RM is recipient of several prestigious awards including the "Max Buchner-Forschungspreis” (1992), “Otto-Kraupp-Preis” for the Venia Docendi of the Medical Faculty, University of Vienna (2004), “Award of the city of Vienna for research achievements” (2008) and for outstanding scientific achievements in cancer research “Großer zentraleuropäischer Preis”, Fonds der Stadt Wien für innovative interdisziplinäre Krebsforschung (2013).
The CV of Richard Moriggl is available here.
RM participates in two special research programmes (SFB) of the Austrian Science Fund:
SFB-F28: Jak-Stat Signalling
SFB F28 ran from 2006 to 2016 and is now successfully completed. It was headed by Prof. Mathias Müller from the Vetmeduni Vienna with deputy speaker Prof. Thomas Decker from the Max Perutz Laboratories. The final report is publicly available on the project website.
The particular strength of the research was to apply the fundamental knowledge about Jak-Stat mechanisms in cellular processes to the next level of complexity. The strength of SFB-JakStat was and the contributing research teams remains the pathway-centric view on molecular mechanistics, disease causalities and therapeutic interventions. The national and international renowned collaborative network that developed over the past decade will be further fostered by the long-term members of the consortium. The regular meetings with external speakers and progress reports of the JAK-STAT centric groups will be perpetuated.
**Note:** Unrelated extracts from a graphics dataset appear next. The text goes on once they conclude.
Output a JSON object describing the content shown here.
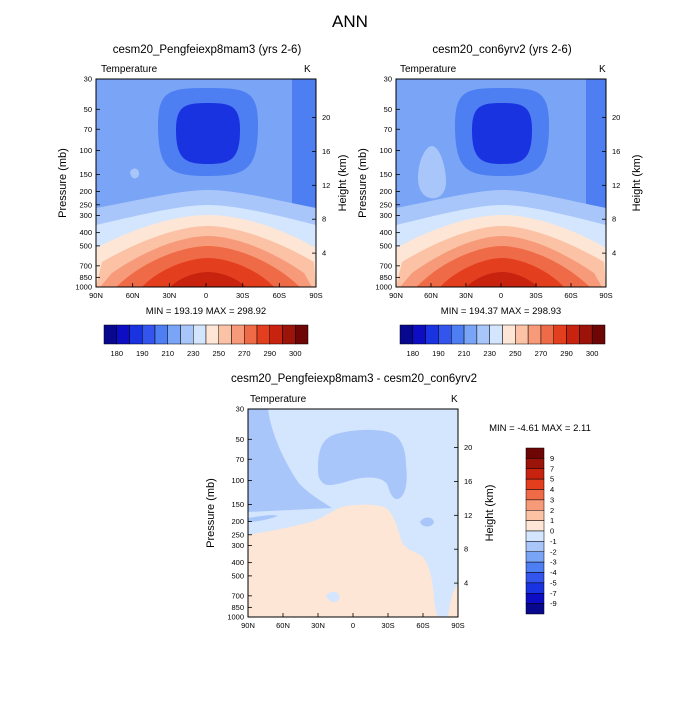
{
  "figure_title": "ANN",
  "chart_data": [
    {
      "id": "panel1",
      "type": "heatmap",
      "title": "cesm20_Pengfeiexp8mam3 (yrs 2-6)",
      "variable": "Temperature",
      "units": "K",
      "xlabel": "",
      "ylabel": "Pressure (mb)",
      "y2label": "Height (km)",
      "x_ticks": [
        "90N",
        "60N",
        "30N",
        "0",
        "30S",
        "60S",
        "90S"
      ],
      "y_ticks": [
        "30",
        "50",
        "70",
        "100",
        "150",
        "200",
        "250",
        "300",
        "400",
        "500",
        "700",
        "850",
        "1000"
      ],
      "y2_ticks": [
        "20",
        "16",
        "12",
        "8",
        "4"
      ],
      "stats": "MIN = 193.19   MAX = 298.92",
      "min": 193.19,
      "max": 298.92,
      "colorbar_labels": [
        "180",
        "190",
        "210",
        "230",
        "250",
        "270",
        "290",
        "300"
      ]
    },
    {
      "id": "panel2",
      "type": "heatmap",
      "title": "cesm20_con6yrv2 (yrs 2-6)",
      "variable": "Temperature",
      "units": "K",
      "xlabel": "",
      "ylabel": "Pressure (mb)",
      "y2label": "Height (km)",
      "x_ticks": [
        "90N",
        "60N",
        "30N",
        "0",
        "30S",
        "60S",
        "90S"
      ],
      "y_ticks": [
        "30",
        "50",
        "70",
        "100",
        "150",
        "200",
        "250",
        "300",
        "400",
        "500",
        "700",
        "850",
        "1000"
      ],
      "y2_ticks": [
        "20",
        "16",
        "12",
        "8",
        "4"
      ],
      "stats": "MIN = 194.37   MAX = 298.93",
      "min": 194.37,
      "max": 298.93,
      "colorbar_labels": [
        "180",
        "190",
        "210",
        "230",
        "250",
        "270",
        "290",
        "300"
      ]
    },
    {
      "id": "panel3",
      "type": "heatmap",
      "title": "cesm20_Pengfeiexp8mam3 - cesm20_con6yrv2",
      "variable": "Temperature",
      "units": "K",
      "xlabel": "",
      "ylabel": "Pressure (mb)",
      "y2label": "Height (km)",
      "x_ticks": [
        "90N",
        "60N",
        "30N",
        "0",
        "30S",
        "60S",
        "90S"
      ],
      "y_ticks": [
        "30",
        "50",
        "70",
        "100",
        "150",
        "200",
        "250",
        "300",
        "400",
        "500",
        "700",
        "850",
        "1000"
      ],
      "y2_ticks": [
        "20",
        "16",
        "12",
        "8",
        "4"
      ],
      "stats": "MIN =  -4.61   MAX =   2.11",
      "min": -4.61,
      "max": 2.11,
      "colorbar_labels": [
        "9",
        "7",
        "5",
        "4",
        "3",
        "2",
        "1",
        "0",
        "-1",
        "-2",
        "-3",
        "-4",
        "-5",
        "-7",
        "-9"
      ]
    }
  ],
  "colors": {
    "abs_scale": [
      "#08088f",
      "#0d0dc4",
      "#1a33e0",
      "#3355ee",
      "#4d7ef2",
      "#7aa4f5",
      "#a9c6fa",
      "#d3e6fd",
      "#fde6d6",
      "#fbc2a5",
      "#f69a79",
      "#ef6a46",
      "#e33e1e",
      "#c8230f",
      "#9c1409",
      "#6e0606"
    ],
    "diff_scale": [
      "#6e0606",
      "#9c1409",
      "#c8230f",
      "#e33e1e",
      "#ef6a46",
      "#f69a79",
      "#fbc2a5",
      "#fde6d6",
      "#d3e6fd",
      "#a9c6fa",
      "#7aa4f5",
      "#4d7ef2",
      "#3355ee",
      "#1a33e0",
      "#0d0dc4",
      "#08088f"
    ]
  }
}
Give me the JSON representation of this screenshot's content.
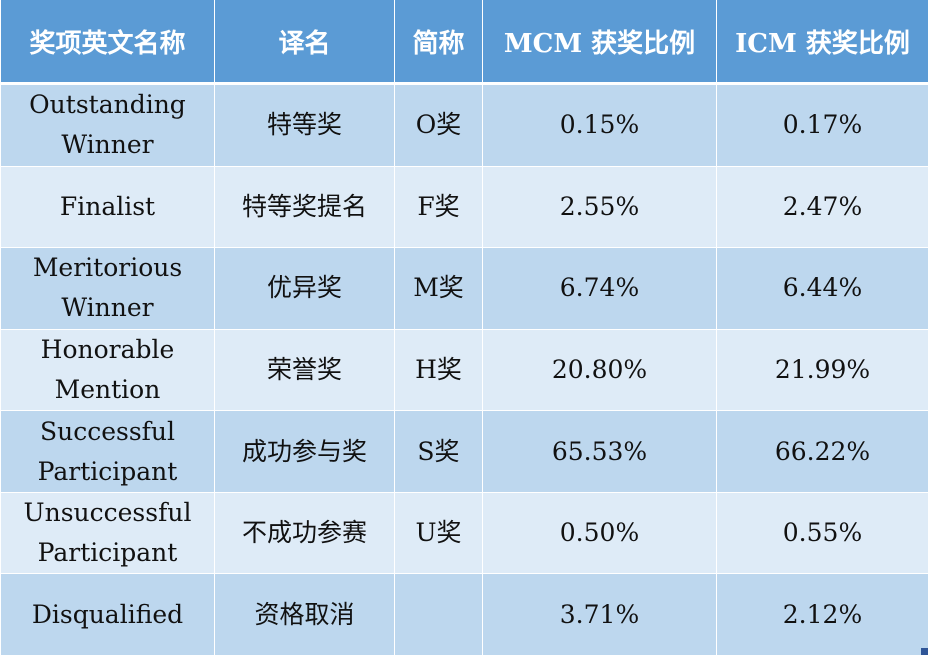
{
  "table": {
    "headers": [
      "奖项英文名称",
      "译名",
      "简称",
      "MCM 获奖比例",
      "ICM 获奖比例"
    ],
    "rows": [
      {
        "english_name": "Outstanding Winner",
        "chinese_name": "特等奖",
        "abbr": "O奖",
        "mcm_ratio": "0.15%",
        "icm_ratio": "0.17%"
      },
      {
        "english_name": "Finalist",
        "chinese_name": "特等奖提名",
        "abbr": "F奖",
        "mcm_ratio": "2.55%",
        "icm_ratio": "2.47%"
      },
      {
        "english_name": "Meritorious Winner",
        "chinese_name": "优异奖",
        "abbr": "M奖",
        "mcm_ratio": "6.74%",
        "icm_ratio": "6.44%"
      },
      {
        "english_name": "Honorable Mention",
        "chinese_name": "荣誉奖",
        "abbr": "H奖",
        "mcm_ratio": "20.80%",
        "icm_ratio": "21.99%"
      },
      {
        "english_name": "Successful Participant",
        "chinese_name": "成功参与奖",
        "abbr": "S奖",
        "mcm_ratio": "65.53%",
        "icm_ratio": "66.22%"
      },
      {
        "english_name": "Unsuccessful Participant",
        "chinese_name": "不成功参赛",
        "abbr": "U奖",
        "mcm_ratio": "0.50%",
        "icm_ratio": "0.55%"
      },
      {
        "english_name": "Disqualified",
        "chinese_name": "资格取消",
        "abbr": "",
        "mcm_ratio": "3.71%",
        "icm_ratio": "2.12%"
      }
    ]
  },
  "colors": {
    "header_bg": "#5b9bd5",
    "row_dark": "#bdd7ee",
    "row_light": "#deebf7"
  }
}
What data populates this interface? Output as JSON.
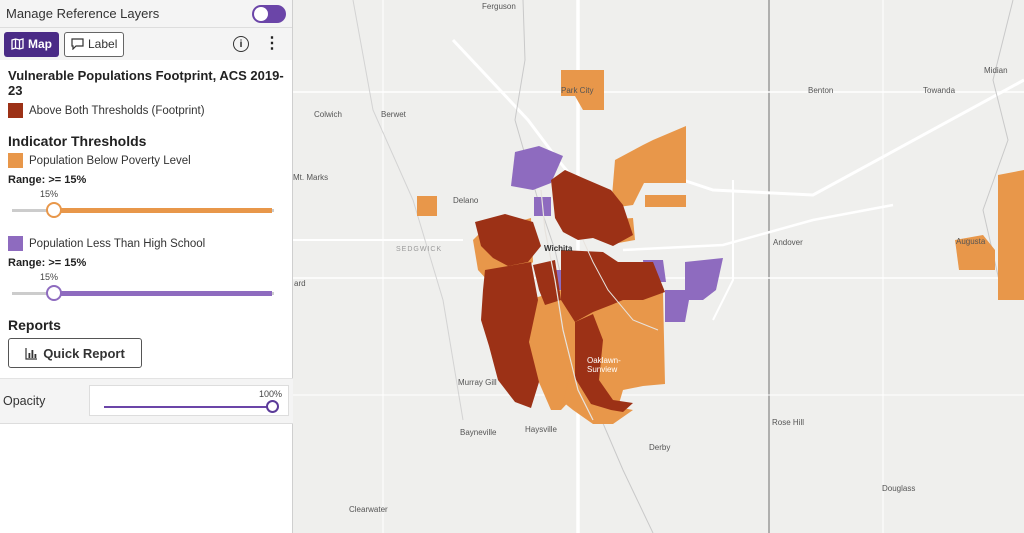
{
  "panel": {
    "ref_layers_title": "Manage Reference Layers",
    "map_button": "Map",
    "label_button": "Label",
    "info_icon": "i",
    "menu_icon": "⋮",
    "footprint_title": "Vulnerable Populations Footprint, ACS 2019-23",
    "footprint_legend": "Above Both Thresholds (Footprint)",
    "indicator_heading": "Indicator Thresholds",
    "indicator1": {
      "label": "Population Below Poverty Level",
      "range": "Range: >= 15%",
      "value": "15%",
      "color": "#e8974a"
    },
    "indicator2": {
      "label": "Population Less Than High School",
      "range": "Range: >= 15%",
      "value": "15%",
      "color": "#8e6bbf"
    },
    "reports_heading": "Reports",
    "quick_report": "Quick Report",
    "opacity_label": "Opacity",
    "opacity_value": "100%",
    "collapse_icon": "‹"
  },
  "colors": {
    "footprint": "#9c3116",
    "poverty": "#e8974a",
    "education": "#8e6bbf",
    "accent": "#4a2b86"
  },
  "map": {
    "places": [
      "Ferguson",
      "Park City",
      "Benton",
      "Towanda",
      "Midian",
      "Colwich",
      "Berwet",
      "Mt. Marks",
      "Delano",
      "SEDGWICK",
      "Wichita",
      "Andover",
      "Augusta",
      "Oaklawn-Sunview",
      "Murray Gill",
      "Bayneville",
      "Haysville",
      "Derby",
      "Rose Hill",
      "Douglass",
      "Clearwater",
      "ard"
    ]
  }
}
Most importantly, the core members of the consortium have sumitted a follow-up SFB concept termed Monarchie and Hierarchies in Shaping Chromatin Landscapes, which was invited to submit a full length proposal.
please click on the image for an animated introduction to the Jak/STAT pathway
SFB-F47: Myeloproliferative Neoplasias
The general aim of the SFB F47 is to identify and characterize novel clinically relevant markers and targets in patients with Philadelphia chromosome-positive chronic myeloid leukemia (Ph+ CML) and other myeloproliferative neoplasms (MPN), thereby providing novel tools and strategies for the development of improved diagnostic and therapeutic approaches.
The well-established biology of Ph+ CML will be employed as a paradigmatic model to study the evolution of leukemic stem cells (LSC) and the mechanisms underlying progression and drug-resistance in the SFB research program. The ultimate aim of the SFB is to improve targeted therapies in CML and other MPN by developing novel LSC-eradicating treatment concepts.
The researchers of the SFB-F47 at its kick-off meeting in 2013.